De qui ? Qui y a survécu ?

Des prostituées, des femmes de son entourage. C'était connu ici qu'il était salace. Dit Alex d'un air dédaigneux.

Le major hocha la tête, les salua et se retira après leur avoir donné la date du procès. Une fois la porte fermée, Vallier sentit ses yeux lui brûler, était-ce par plaisir ? Chagrin ? Ou la fumée ? Elle ne savait pas.

Le lendemain, un appel sinistre, celui de Seress, affolé.

"Oui Eléonore ..? Je.. J'ai eu le Major au téléphone, Moreau, le Prophète est mort.

Elle se figea, laissa tomber sa cigarette au sol, incrédule, ne comprenant rien.

Q-quoi ..?

Oui, il s'est suicidé dans sa cellule en se.. Il s'est noyé dans les toilettes.
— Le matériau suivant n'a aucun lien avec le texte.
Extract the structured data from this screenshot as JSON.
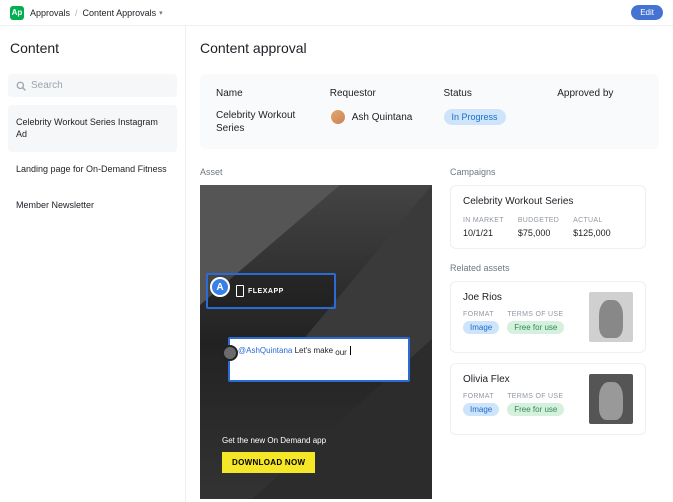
{
  "header": {
    "app_badge": "Ap",
    "crumb1": "Approvals",
    "crumb2": "Content Approvals",
    "edit": "Edit"
  },
  "sidebar": {
    "title": "Content",
    "search_placeholder": "Search",
    "items": [
      "Celebrity Workout Series Instagram Ad",
      "Landing page for On-Demand Fitness",
      "Member Newsletter"
    ]
  },
  "main": {
    "title": "Content approval",
    "summary": {
      "name_lbl": "Name",
      "name_val": "Celebrity Workout Series",
      "req_lbl": "Requestor",
      "req_val": "Ash Quintana",
      "status_lbl": "Status",
      "status_val": "In Progress",
      "appr_lbl": "Approved by"
    },
    "asset_lbl": "Asset",
    "hero_tagline": "Get the new On Demand app",
    "hero_cta": "DOWNLOAD NOW",
    "annot_label": "FLEXAPP",
    "annot_letter": "A",
    "comment_mention": "@AshQuintana",
    "comment_text": " Let's make ",
    "comment_trail": "our",
    "campaigns_lbl": "Campaigns",
    "campaign": {
      "title": "Celebrity Workout Series",
      "kv": [
        {
          "k": "In Market",
          "v": "10/1/21"
        },
        {
          "k": "Budgeted",
          "v": "$75,000"
        },
        {
          "k": "Actual",
          "v": "$125,000"
        }
      ]
    },
    "related_lbl": "Related assets",
    "related": [
      {
        "name": "Joe Rios",
        "format_lbl": "Format",
        "format": "Image",
        "terms_lbl": "Terms of use",
        "terms": "Free for use"
      },
      {
        "name": "Olivia Flex",
        "format_lbl": "Format",
        "format": "Image",
        "terms_lbl": "Terms of use",
        "terms": "Free for use"
      }
    ]
  }
}
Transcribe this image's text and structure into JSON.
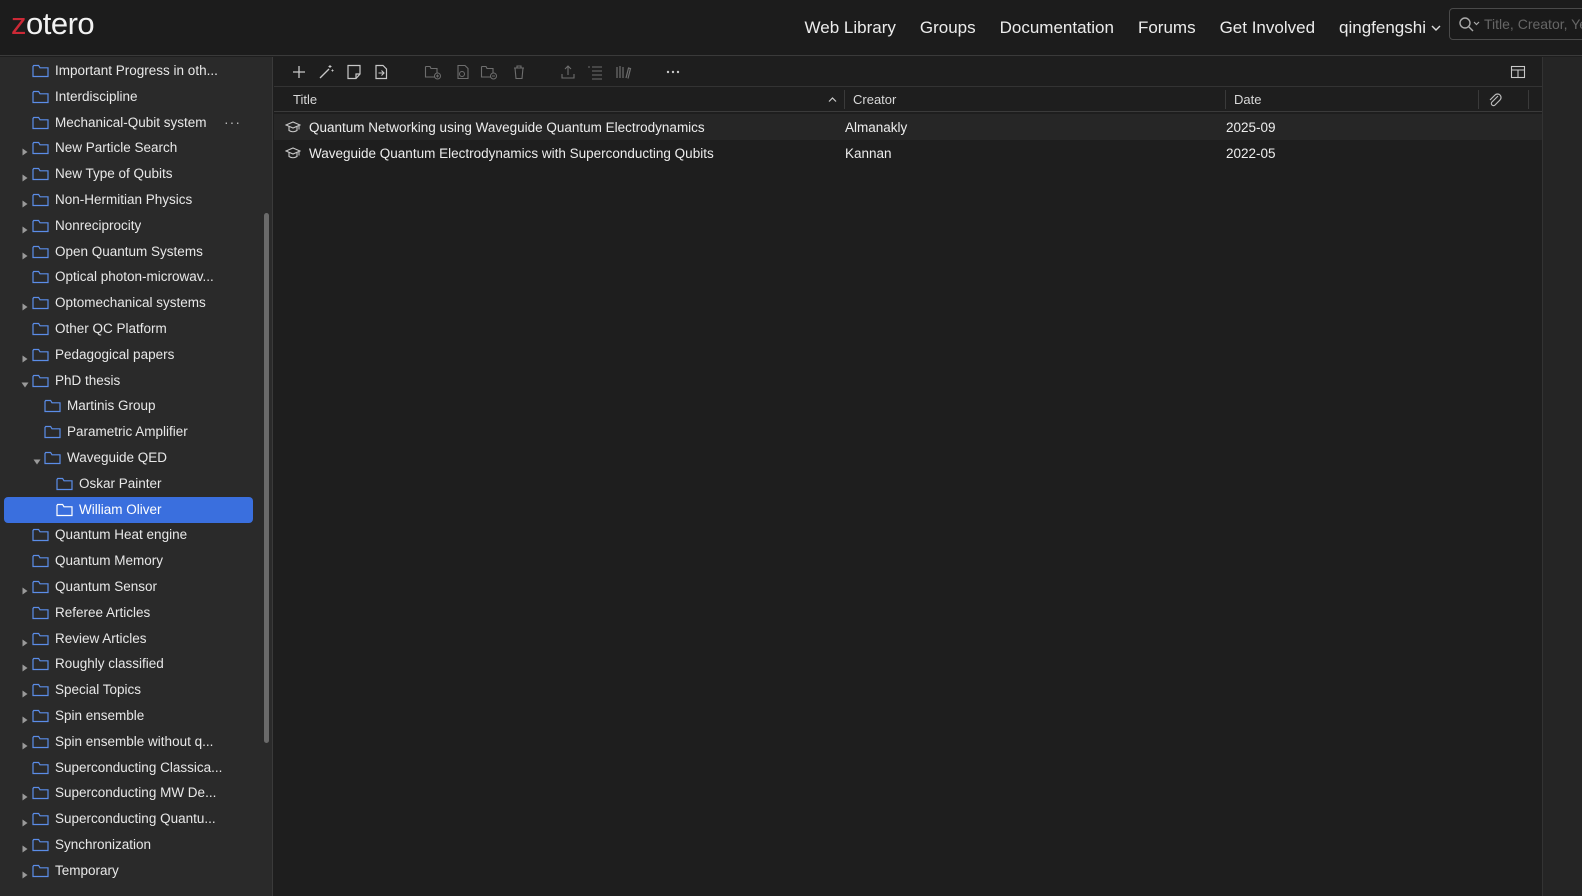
{
  "header": {
    "logo_z": "z",
    "logo_rest": "otero",
    "nav": [
      "Web Library",
      "Groups",
      "Documentation",
      "Forums",
      "Get Involved"
    ],
    "user": "qingfengshi",
    "search_placeholder": "Title, Creator, Year"
  },
  "sidebar": {
    "items": [
      {
        "label": "Important Progress in oth...",
        "twisty": "none",
        "depth": 0
      },
      {
        "label": "Interdiscipline",
        "twisty": "none",
        "depth": 0
      },
      {
        "label": "Mechanical-Qubit system",
        "twisty": "none",
        "depth": 0,
        "more": "···"
      },
      {
        "label": "New Particle Search",
        "twisty": "collapsed",
        "depth": 0
      },
      {
        "label": "New Type of Qubits",
        "twisty": "collapsed",
        "depth": 0
      },
      {
        "label": "Non-Hermitian Physics",
        "twisty": "collapsed",
        "depth": 0
      },
      {
        "label": "Nonreciprocity",
        "twisty": "collapsed",
        "depth": 0
      },
      {
        "label": "Open Quantum Systems",
        "twisty": "collapsed",
        "depth": 0
      },
      {
        "label": "Optical photon-microwav...",
        "twisty": "none",
        "depth": 0
      },
      {
        "label": "Optomechanical systems",
        "twisty": "collapsed",
        "depth": 0
      },
      {
        "label": "Other QC Platform",
        "twisty": "none",
        "depth": 0
      },
      {
        "label": "Pedagogical papers",
        "twisty": "collapsed",
        "depth": 0
      },
      {
        "label": "PhD thesis",
        "twisty": "expanded",
        "depth": 0
      },
      {
        "label": "Martinis Group",
        "twisty": "none",
        "depth": 1
      },
      {
        "label": "Parametric Amplifier",
        "twisty": "none",
        "depth": 1
      },
      {
        "label": "Waveguide QED",
        "twisty": "expanded",
        "depth": 1
      },
      {
        "label": "Oskar Painter",
        "twisty": "none",
        "depth": 2
      },
      {
        "label": "William Oliver",
        "twisty": "none",
        "depth": 2,
        "selected": true
      },
      {
        "label": "Quantum Heat engine",
        "twisty": "none",
        "depth": 0
      },
      {
        "label": "Quantum Memory",
        "twisty": "none",
        "depth": 0
      },
      {
        "label": "Quantum Sensor",
        "twisty": "collapsed",
        "depth": 0
      },
      {
        "label": "Referee Articles",
        "twisty": "none",
        "depth": 0
      },
      {
        "label": "Review Articles",
        "twisty": "collapsed",
        "depth": 0
      },
      {
        "label": "Roughly classified",
        "twisty": "collapsed",
        "depth": 0
      },
      {
        "label": "Special Topics",
        "twisty": "collapsed",
        "depth": 0
      },
      {
        "label": "Spin ensemble",
        "twisty": "collapsed",
        "depth": 0
      },
      {
        "label": "Spin ensemble without q...",
        "twisty": "collapsed",
        "depth": 0
      },
      {
        "label": "Superconducting Classica...",
        "twisty": "none",
        "depth": 0
      },
      {
        "label": "Superconducting MW De...",
        "twisty": "collapsed",
        "depth": 0
      },
      {
        "label": "Superconducting Quantu...",
        "twisty": "collapsed",
        "depth": 0
      },
      {
        "label": "Synchronization",
        "twisty": "collapsed",
        "depth": 0
      },
      {
        "label": "Temporary",
        "twisty": "collapsed",
        "depth": 0
      }
    ]
  },
  "toolbar": {
    "icons": [
      "new-item-icon",
      "magic-wand-icon",
      "new-note-icon",
      "import-icon",
      "new-collection-icon",
      "duplicate-icon",
      "remove-from-collection-icon",
      "trash-icon",
      "export-icon",
      "create-bibliography-icon",
      "library-lookup-icon",
      "more-options-icon"
    ],
    "column_picker_icon": "column-picker-icon"
  },
  "columns": {
    "title": "Title",
    "creator": "Creator",
    "date": "Date",
    "attachment_icon": "paperclip-icon",
    "sort": "title-ascending"
  },
  "items": [
    {
      "type_icon": "thesis-icon",
      "title": "Quantum Networking using Waveguide Quantum Electrodynamics",
      "creator": "Almanakly",
      "date": "2025-09"
    },
    {
      "type_icon": "thesis-icon",
      "title": "Waveguide Quantum Electrodynamics with Superconducting Qubits",
      "creator": "Kannan",
      "date": "2022-05"
    }
  ],
  "colors": {
    "accent": "#3a6fde",
    "brand_red": "#cc2936"
  }
}
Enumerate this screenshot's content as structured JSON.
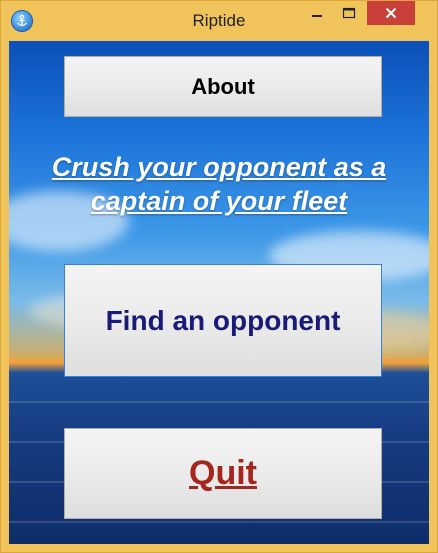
{
  "window": {
    "title": "Riptide",
    "icon": "anchor-icon"
  },
  "controls": {
    "minimize_icon": "minimize-icon",
    "maximize_icon": "maximize-icon",
    "close_icon": "close-icon"
  },
  "main": {
    "about_label": "About",
    "tagline_line1": "Crush your opponent as a",
    "tagline_line2": "captain of your fleet",
    "find_label": "Find an opponent",
    "quit_label": "Quit"
  },
  "colors": {
    "frame": "#f0c45a",
    "close_button": "#c9403a",
    "find_text": "#1a1a7a",
    "quit_text": "#a4261d"
  }
}
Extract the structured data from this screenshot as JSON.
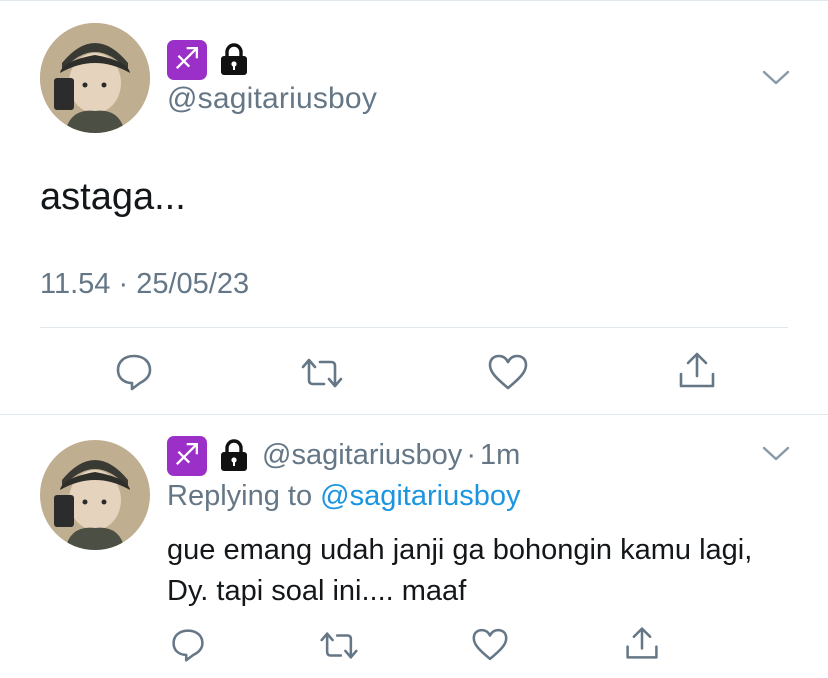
{
  "main_tweet": {
    "badge_glyph": "♐",
    "handle": "@sagitariusboy",
    "text": "astaga...",
    "timestamp": "11.54 · 25/05/23"
  },
  "reply": {
    "badge_glyph": "♐",
    "handle": "@sagitariusboy",
    "separator": "·",
    "time": "1m",
    "replying_prefix": "Replying to",
    "replying_to": "@sagitariusboy",
    "text": "gue emang udah janji ga bohongin kamu lagi, Dy. tapi soal ini.... maaf"
  },
  "icons": [
    "reply-icon",
    "retweet-icon",
    "like-icon",
    "share-icon",
    "lock-icon",
    "chevron-down-icon"
  ],
  "colors": {
    "badge": "#9b30c9",
    "secondary_text": "#657786",
    "link": "#1b95e0",
    "divider": "#e1e8ed"
  }
}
C'est fini Eléonore.

"L'ENCULÉ !" jura-t-elle, pensant, emplie d'une rage lui montant aux yeux. Il leur avait échappé, lui et tous ses secrets, ce qu'il aurait dû avouer, dire. Et meme si ce suicide était un avoeu de ses crimes, c'était surtout une fuite, une fuite qui les laissait sans réponses.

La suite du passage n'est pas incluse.